Hufeland relates that a Mr. Selwand, of London, received in 1793, from the Cape of Good Hope, a falcon wearing a golden collar inscribed “To His Majesty, King James of England, 1610.” The bird was supposed to have belonged to James I., and having escaped from its keepers, in order to avoid recapture, to have traversed Europe and Africa, to end its days in a state of nature among the Hottentots! Destiny, however, was not to be defied; and the prisoner was recaptured in its old age, and sent back to England. This incident probably originated in a hoax upon the credulity of Mr. Selwand, practised by one of his colonial correspondents. Moreover, Hufeland, after publishing his conviction of the prodigious longevity of the eagle tribe, was himself very likely to become the object of one of those mystifications, for which the supporters of new theories are considered fair game.
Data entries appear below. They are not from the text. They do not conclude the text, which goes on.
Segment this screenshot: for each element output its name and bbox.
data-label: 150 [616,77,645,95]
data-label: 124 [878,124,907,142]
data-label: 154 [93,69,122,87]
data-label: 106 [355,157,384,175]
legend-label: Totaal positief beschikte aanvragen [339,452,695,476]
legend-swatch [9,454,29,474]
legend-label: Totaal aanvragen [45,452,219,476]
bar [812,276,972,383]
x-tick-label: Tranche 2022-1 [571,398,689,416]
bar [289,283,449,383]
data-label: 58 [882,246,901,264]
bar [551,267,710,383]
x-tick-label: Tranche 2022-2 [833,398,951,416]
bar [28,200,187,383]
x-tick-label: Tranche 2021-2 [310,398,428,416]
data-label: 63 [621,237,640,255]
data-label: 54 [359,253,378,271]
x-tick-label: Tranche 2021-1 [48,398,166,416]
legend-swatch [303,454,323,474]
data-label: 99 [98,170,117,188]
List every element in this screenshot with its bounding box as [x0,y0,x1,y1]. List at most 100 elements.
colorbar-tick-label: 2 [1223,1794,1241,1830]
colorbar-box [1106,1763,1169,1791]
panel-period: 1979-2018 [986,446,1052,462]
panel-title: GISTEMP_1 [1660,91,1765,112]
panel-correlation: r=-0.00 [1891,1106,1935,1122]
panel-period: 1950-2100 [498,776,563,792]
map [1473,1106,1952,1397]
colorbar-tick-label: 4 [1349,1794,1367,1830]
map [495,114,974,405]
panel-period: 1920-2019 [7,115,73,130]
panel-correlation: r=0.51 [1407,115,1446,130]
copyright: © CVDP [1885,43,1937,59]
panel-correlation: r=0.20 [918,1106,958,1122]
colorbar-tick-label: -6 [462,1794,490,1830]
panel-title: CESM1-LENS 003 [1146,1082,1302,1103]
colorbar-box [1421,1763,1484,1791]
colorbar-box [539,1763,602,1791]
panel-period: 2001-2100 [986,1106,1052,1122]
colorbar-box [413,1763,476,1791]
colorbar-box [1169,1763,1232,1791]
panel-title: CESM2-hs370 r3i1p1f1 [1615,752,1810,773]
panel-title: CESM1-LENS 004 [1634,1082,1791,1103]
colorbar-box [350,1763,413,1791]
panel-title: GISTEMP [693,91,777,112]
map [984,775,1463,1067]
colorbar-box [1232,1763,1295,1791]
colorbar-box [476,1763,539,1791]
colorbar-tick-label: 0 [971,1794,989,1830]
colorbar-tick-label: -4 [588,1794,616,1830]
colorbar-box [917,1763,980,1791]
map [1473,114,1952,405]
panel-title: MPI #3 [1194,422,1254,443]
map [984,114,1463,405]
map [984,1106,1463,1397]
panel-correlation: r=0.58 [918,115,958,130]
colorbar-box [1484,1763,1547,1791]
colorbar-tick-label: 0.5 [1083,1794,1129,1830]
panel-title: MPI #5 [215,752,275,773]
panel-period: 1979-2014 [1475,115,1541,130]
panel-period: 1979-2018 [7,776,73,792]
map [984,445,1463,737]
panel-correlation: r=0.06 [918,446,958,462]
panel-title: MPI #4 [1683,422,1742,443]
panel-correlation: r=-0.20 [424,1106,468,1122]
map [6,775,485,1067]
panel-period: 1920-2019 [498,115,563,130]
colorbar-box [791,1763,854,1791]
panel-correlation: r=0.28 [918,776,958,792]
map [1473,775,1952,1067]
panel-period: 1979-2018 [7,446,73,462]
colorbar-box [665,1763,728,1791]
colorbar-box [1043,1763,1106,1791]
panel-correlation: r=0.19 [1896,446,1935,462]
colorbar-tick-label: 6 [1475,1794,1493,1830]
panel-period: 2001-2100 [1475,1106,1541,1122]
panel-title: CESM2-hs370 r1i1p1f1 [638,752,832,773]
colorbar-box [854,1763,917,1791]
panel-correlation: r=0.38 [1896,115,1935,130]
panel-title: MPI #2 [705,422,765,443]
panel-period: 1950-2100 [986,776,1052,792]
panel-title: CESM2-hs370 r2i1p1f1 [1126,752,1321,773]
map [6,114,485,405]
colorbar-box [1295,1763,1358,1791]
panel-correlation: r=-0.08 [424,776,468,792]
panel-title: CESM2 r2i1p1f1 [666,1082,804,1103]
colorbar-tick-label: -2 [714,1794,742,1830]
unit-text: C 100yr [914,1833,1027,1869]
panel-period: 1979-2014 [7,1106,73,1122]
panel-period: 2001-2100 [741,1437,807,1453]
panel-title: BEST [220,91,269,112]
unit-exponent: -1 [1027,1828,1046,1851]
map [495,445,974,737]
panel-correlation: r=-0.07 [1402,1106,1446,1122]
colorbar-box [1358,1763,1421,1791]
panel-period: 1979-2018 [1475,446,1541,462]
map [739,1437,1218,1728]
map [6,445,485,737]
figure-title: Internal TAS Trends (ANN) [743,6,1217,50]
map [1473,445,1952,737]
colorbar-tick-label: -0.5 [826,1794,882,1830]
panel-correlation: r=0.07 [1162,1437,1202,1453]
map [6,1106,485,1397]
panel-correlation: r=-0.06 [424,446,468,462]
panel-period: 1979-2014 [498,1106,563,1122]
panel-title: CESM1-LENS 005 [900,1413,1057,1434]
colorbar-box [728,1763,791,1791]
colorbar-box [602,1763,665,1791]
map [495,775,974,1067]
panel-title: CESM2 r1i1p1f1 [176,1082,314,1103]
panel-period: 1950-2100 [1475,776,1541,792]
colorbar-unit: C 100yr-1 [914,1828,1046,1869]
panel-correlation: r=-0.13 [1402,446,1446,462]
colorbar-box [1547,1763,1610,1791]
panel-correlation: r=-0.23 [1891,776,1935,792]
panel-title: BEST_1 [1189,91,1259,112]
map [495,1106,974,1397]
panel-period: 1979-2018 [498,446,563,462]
Credulity is unfortunately a weakness common to the human race; and a tendency to exaggeration is scarcely less universal. Between the two failings, monstrous stories obtain circulation; and as it is easier to assent than examine, the world becomes overrun with errors and prejudices. A curious anecdote related from mouth to mouth, becomes exaggerated into a miracle. Thus, as regards the longevity of parrots, a bird of this species which happens to survive three generations of the same family, though the period may not exceed thirty years, is talked of in the circle of their acquaintance as a Nestor or Methuselah; till, at last, from exaggeration to exaggeration, its age becomes converted into a miracle. No one, however, can personally attest the age of a parrot beyond fifty or sixty years. All the rest must be hearsay.
Among curious examples of longevity in animals, the dog of Ulysses is cited, by many ancient authors, for the intelligence displayed in his recognition of his master after twenty years’ absence. A mule, which lived to the age of ninety years, at Athens, has also been frequently cited.
The historian, Mézéray, relates, on the authority of Flodard, that Loup Asnard, Duke of Aquitaine, on coming to do homage to Raoul, King of France, about the beginning of the tenth century, appeared before the monarch mounted on a horse a hundred years old. Such exceptions, however, even if authentic, tend no more to prove the longevity of dogs, horses or mules, than the incontestible fact that certain men, even in modern times, have survived to the age of a century and a half, tend to establish that period as the span of human existence.
CHAPTER II.
INCOMBUSTIBLE MEN.
There are instances in which it may be fairly said that seeing is not believing. In the case of a variety of persons who have exhibited themselves, in different times and countries, as endowed with the natural power of resistance to fire, the frightful feats displayed serve only to convince the spectator, that the incombustibility of the exhibitants is but a skilful effort of legerdemain.